「コンバット」を観ながら 8月29日

懐かしい時を求めて

体調を崩して横になっている時、「コンバット」を観たくなる。

「コンバット」は1962年から1967年までに放映されたアメリカのテレビ番組で、第二次世界大戦末期のフランスを舞台にしたヒューマン・ドラマである。日本でも放映され、物心ついた時には、すっかり虜になっていた。

今私が繰り返し観ているのは、朝日出版が発売したDVD全集で152話ある。今日は92話「爆破命令」を観た。チャールズ・ブロンソンが爆発物の専門家ベラスケスとしてゲスト出演している。

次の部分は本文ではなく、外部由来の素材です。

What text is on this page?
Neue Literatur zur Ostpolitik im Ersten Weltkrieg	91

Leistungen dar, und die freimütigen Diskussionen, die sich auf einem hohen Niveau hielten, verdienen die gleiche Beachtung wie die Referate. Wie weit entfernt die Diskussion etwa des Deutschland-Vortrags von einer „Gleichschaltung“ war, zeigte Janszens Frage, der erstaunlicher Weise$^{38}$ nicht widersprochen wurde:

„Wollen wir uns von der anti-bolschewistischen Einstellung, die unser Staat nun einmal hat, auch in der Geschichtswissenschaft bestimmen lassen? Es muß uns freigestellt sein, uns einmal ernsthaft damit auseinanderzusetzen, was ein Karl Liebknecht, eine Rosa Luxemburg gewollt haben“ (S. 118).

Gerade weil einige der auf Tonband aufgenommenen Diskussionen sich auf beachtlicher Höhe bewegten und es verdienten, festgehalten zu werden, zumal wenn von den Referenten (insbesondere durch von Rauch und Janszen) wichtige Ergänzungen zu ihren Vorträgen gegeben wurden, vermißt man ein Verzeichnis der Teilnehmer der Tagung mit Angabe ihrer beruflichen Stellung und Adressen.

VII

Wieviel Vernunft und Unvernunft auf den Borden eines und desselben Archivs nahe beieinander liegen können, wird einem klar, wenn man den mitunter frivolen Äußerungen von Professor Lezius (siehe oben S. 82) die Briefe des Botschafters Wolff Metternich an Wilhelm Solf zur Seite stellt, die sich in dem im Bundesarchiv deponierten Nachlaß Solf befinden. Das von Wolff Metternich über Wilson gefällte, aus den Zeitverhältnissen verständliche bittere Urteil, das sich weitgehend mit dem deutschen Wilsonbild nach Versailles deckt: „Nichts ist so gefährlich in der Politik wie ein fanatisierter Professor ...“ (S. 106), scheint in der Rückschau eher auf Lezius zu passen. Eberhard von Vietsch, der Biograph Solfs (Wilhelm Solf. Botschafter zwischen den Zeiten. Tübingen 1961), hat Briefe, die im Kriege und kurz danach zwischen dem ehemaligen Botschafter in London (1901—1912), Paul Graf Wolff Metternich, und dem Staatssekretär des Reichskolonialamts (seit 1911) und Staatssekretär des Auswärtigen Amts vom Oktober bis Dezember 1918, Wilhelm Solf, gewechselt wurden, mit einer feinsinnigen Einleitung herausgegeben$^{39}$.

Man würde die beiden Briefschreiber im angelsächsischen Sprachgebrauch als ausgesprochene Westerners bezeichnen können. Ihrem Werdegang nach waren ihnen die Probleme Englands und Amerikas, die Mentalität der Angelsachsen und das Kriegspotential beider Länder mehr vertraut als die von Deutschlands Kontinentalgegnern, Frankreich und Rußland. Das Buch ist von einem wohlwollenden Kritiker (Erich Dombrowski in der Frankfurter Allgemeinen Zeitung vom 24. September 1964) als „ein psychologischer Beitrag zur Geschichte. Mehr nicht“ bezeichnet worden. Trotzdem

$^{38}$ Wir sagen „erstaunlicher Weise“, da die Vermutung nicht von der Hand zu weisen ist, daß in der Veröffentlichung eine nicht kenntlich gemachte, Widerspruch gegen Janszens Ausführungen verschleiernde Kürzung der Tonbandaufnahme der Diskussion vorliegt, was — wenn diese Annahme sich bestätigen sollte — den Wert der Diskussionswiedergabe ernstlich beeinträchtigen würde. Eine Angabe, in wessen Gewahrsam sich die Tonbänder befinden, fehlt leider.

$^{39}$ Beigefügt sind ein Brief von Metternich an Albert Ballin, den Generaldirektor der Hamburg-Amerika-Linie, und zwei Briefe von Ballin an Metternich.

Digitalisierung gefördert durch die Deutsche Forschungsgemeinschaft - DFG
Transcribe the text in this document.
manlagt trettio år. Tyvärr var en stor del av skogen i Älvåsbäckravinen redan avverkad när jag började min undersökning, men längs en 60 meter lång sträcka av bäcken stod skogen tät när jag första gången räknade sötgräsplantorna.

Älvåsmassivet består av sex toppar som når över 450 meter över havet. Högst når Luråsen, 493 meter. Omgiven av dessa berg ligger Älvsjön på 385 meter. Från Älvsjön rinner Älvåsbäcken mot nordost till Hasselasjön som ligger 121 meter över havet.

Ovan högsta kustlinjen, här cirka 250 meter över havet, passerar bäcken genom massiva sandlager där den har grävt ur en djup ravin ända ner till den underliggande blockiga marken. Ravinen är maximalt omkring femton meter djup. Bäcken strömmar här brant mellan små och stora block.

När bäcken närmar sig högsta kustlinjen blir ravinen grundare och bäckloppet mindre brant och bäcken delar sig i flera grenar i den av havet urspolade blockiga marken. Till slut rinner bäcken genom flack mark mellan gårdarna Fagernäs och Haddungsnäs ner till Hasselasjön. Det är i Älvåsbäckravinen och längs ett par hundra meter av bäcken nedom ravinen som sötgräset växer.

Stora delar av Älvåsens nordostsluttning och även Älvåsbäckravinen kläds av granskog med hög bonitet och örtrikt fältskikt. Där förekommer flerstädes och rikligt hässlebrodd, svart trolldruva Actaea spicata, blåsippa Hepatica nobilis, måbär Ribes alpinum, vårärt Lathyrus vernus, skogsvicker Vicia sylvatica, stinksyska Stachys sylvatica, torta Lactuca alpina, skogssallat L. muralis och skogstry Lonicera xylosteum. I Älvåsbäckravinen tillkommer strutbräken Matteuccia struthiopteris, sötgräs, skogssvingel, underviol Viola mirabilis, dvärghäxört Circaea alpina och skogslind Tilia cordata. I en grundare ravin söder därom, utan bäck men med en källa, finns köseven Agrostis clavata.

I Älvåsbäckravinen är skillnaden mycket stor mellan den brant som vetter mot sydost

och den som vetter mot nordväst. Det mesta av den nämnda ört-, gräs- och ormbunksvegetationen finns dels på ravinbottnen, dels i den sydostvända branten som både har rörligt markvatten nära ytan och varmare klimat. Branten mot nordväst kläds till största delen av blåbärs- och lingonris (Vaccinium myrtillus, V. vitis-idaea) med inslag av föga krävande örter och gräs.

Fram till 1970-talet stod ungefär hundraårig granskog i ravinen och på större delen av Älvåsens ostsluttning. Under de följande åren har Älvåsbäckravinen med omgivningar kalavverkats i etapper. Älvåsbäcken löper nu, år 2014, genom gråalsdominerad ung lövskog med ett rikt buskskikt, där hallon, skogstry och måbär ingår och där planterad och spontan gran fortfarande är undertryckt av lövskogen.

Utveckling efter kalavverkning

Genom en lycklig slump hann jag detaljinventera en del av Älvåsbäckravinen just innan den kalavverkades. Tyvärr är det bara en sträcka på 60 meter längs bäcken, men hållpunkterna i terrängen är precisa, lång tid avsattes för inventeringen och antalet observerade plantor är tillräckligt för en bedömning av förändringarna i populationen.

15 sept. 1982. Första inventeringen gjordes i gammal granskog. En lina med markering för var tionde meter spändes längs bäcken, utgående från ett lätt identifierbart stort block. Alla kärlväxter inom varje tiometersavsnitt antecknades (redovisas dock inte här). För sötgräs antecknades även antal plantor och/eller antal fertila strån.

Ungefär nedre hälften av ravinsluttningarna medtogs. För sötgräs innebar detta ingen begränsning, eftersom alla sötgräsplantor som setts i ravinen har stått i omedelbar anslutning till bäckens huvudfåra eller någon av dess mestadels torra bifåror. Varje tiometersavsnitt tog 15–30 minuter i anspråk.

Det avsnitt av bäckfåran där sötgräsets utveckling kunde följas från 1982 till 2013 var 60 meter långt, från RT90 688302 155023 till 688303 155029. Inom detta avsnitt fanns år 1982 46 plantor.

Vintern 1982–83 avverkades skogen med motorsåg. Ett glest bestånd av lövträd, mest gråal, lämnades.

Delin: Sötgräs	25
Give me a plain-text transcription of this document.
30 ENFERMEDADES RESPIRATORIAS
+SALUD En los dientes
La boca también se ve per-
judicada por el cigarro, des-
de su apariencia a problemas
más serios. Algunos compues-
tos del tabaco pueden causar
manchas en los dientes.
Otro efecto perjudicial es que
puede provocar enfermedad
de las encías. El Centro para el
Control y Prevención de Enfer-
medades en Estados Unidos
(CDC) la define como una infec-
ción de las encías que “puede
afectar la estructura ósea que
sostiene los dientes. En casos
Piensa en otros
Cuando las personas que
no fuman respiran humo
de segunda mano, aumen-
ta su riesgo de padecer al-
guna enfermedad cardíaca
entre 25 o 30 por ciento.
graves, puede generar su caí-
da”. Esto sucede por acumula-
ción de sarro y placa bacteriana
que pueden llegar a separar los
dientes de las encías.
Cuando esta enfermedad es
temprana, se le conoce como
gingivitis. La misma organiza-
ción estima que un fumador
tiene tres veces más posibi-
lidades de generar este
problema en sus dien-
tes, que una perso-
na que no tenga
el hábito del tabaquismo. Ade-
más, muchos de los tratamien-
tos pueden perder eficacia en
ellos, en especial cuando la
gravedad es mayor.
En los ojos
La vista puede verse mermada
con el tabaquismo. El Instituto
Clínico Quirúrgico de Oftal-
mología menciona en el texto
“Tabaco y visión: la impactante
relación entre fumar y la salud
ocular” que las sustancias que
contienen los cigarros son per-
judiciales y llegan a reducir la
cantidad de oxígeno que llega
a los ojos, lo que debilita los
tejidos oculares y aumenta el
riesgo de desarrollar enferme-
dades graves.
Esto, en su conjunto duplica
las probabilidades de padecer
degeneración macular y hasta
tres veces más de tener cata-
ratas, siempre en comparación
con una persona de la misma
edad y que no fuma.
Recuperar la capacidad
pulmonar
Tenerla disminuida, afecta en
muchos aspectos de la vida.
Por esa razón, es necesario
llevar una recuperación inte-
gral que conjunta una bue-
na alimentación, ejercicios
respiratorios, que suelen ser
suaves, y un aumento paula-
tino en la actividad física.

ドイツ軍要塞の地下に爆発物を仕掛けて破壊させる作戦だが、難所を切り抜けいざ実行となった時に、ベラスケスは作戦を遂行できなくなってしまう。それは、要塞を爆破することが、そこに保管された美術品をも破壊してしまうからで、今日私たちがテレビのニュースで見る戦争による遺跡の破壊を想起させられた。

ドラマでは、芸術家が残した世界的遺産と、連合軍兵士1万人の命が天秤にかけられる。アメリカは多くの戦争に関わってきたが、それでもそういう視点を持っていたことに、思想の厚みのようなものを感じた。

ドラマ全体を通じて感じるのは、ちょっとした会話に見るユーモアである。ウィットに富んだユーモアが緊迫した場面を和らげ、人と人との関係を緩やかにする。ドラマと現実は異なるであろうが、それでも私たちがイメージする日本軍兵士の上下関係とは全く違っているのではないかと思う。

友達のお父さんだったか、「戦争にヒューマン・ドラマなどない」と激怒していた。「戦争はそんなものではない」と。その通りだろう。映画で描かれる戦争も、大岡昇平の「野火」などの方が現実に近いだろうことは理解している。それでも毎日「野火」を見続けるよりは、虚構であっても「コンバット」の方が救われるのである。

それは、ドラマに描かれた美しさを美しいと感じ、大切なことをこれからも大切にしたいという未来が働くからである。